Im a little worried that there might be a sticking point with the current lookup scheme if there are multiple copies however. Im not quite sure how to get around consistancy if you want to guarentee that every write accesses the most recent copy only. I can see this as a serious problem. Im not too sure how to get around it but i will have a think about it.
I think there is an upcoming fix in 1.3.10 that enures that O_APPEND writes are atomic in AFR. You would need something similar, with implicit locking across the cluster.
I personally think that they would get a better performance benefit by breaking the file down into small pieces and spreading them over the network to get better read performance from the network as there are more hosts doing small amounts of disk IO each, i suppose this is similar to your stripe?

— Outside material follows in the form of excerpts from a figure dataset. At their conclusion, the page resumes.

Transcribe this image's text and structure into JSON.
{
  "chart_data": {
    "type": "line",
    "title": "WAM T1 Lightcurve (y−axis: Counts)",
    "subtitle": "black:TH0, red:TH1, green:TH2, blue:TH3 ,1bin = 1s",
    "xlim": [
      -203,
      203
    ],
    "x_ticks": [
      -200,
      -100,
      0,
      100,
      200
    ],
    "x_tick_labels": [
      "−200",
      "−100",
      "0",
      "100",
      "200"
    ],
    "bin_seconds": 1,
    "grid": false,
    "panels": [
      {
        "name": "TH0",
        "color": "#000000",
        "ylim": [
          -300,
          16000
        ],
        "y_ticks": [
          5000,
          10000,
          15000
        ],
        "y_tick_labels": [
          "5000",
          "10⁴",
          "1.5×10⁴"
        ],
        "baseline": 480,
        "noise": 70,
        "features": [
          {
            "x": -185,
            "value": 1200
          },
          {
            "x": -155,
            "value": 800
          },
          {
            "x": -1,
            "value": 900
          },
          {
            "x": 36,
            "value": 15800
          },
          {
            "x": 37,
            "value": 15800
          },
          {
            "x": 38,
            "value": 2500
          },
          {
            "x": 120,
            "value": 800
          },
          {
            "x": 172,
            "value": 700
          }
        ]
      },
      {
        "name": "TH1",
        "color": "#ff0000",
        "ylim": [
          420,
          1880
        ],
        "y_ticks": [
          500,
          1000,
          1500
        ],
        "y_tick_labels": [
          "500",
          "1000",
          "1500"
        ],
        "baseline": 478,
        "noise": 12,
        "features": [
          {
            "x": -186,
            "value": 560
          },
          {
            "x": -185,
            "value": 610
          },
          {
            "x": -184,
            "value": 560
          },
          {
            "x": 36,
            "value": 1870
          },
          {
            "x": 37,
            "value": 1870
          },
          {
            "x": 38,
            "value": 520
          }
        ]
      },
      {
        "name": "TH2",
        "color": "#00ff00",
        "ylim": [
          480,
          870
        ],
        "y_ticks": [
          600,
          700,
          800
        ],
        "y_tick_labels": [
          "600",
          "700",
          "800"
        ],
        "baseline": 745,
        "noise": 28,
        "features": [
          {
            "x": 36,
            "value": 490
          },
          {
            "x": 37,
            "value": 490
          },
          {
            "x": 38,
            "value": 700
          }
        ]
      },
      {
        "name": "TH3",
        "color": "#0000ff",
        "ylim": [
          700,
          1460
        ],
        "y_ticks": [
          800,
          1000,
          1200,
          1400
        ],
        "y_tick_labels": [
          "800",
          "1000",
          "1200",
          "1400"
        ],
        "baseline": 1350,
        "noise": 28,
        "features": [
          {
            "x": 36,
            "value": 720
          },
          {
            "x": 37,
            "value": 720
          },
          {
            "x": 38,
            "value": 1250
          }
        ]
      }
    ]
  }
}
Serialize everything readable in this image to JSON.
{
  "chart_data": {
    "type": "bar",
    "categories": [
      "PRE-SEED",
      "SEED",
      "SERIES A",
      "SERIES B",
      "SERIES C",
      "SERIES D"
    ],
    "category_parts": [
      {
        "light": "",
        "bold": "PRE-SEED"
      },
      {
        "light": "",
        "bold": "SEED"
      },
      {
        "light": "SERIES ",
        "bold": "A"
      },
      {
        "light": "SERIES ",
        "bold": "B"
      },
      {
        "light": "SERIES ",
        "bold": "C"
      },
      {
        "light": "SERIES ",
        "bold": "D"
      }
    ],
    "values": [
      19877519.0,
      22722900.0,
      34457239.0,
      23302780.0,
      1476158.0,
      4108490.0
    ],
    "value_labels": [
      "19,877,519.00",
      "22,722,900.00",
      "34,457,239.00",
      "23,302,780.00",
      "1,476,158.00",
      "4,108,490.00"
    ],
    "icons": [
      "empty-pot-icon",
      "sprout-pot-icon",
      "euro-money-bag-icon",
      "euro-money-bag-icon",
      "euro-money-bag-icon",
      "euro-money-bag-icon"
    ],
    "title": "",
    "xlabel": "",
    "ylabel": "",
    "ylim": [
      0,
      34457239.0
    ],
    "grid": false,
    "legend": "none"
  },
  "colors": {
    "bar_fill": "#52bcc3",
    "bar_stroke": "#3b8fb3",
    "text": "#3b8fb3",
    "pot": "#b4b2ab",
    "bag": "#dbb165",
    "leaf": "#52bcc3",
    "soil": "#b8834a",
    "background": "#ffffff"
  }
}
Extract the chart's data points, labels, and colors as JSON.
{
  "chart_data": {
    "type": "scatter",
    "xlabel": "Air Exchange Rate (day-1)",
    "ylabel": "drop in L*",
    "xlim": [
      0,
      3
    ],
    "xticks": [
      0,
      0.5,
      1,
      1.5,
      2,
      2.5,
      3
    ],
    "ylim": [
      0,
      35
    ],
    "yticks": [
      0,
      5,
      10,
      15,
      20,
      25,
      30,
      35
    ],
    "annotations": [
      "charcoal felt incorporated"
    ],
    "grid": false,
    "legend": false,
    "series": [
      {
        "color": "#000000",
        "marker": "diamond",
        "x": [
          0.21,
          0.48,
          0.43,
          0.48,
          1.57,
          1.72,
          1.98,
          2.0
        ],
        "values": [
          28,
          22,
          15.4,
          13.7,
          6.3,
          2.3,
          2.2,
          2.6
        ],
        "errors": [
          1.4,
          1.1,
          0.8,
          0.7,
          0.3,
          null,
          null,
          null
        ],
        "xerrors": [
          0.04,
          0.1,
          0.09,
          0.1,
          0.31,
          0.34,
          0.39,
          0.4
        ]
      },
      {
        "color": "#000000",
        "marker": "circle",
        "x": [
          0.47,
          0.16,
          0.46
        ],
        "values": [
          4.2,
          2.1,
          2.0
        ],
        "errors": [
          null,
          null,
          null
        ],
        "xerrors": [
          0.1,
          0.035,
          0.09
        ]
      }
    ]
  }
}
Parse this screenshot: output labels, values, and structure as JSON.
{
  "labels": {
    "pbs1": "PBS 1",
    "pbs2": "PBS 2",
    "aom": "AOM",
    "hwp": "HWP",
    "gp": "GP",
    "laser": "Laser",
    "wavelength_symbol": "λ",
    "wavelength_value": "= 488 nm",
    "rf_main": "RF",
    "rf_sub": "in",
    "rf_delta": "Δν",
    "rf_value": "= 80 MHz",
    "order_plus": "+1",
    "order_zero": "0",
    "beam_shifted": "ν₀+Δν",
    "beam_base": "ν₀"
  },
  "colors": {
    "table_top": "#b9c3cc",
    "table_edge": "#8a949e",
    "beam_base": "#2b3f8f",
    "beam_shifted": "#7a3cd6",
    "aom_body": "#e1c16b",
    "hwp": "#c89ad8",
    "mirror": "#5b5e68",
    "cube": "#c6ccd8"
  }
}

That sounds exactly the same as the stripe, but if your network I/O is faster than your disk I/O, then why bother caching locally in the first place? The main assumption in the first place was that a file that is closer could be read faster, hence why local migration.
However the acedemics in the department all seem very sold on the migration idea. personally i come from a RAID/SAN background.
File migration idea is more academically sexy. You have a self-optimizing file system, which is a very cool idea, and a lot more redundant than RAID/SAN. With file migration + minimum redundancy specification, you could lose entire nodes transparently. SAN cannot have that level of redundancy. SAN also becomes the bottleneck, whereas the GlusterFS solution with migrating redundant files would be much, much more scaleable.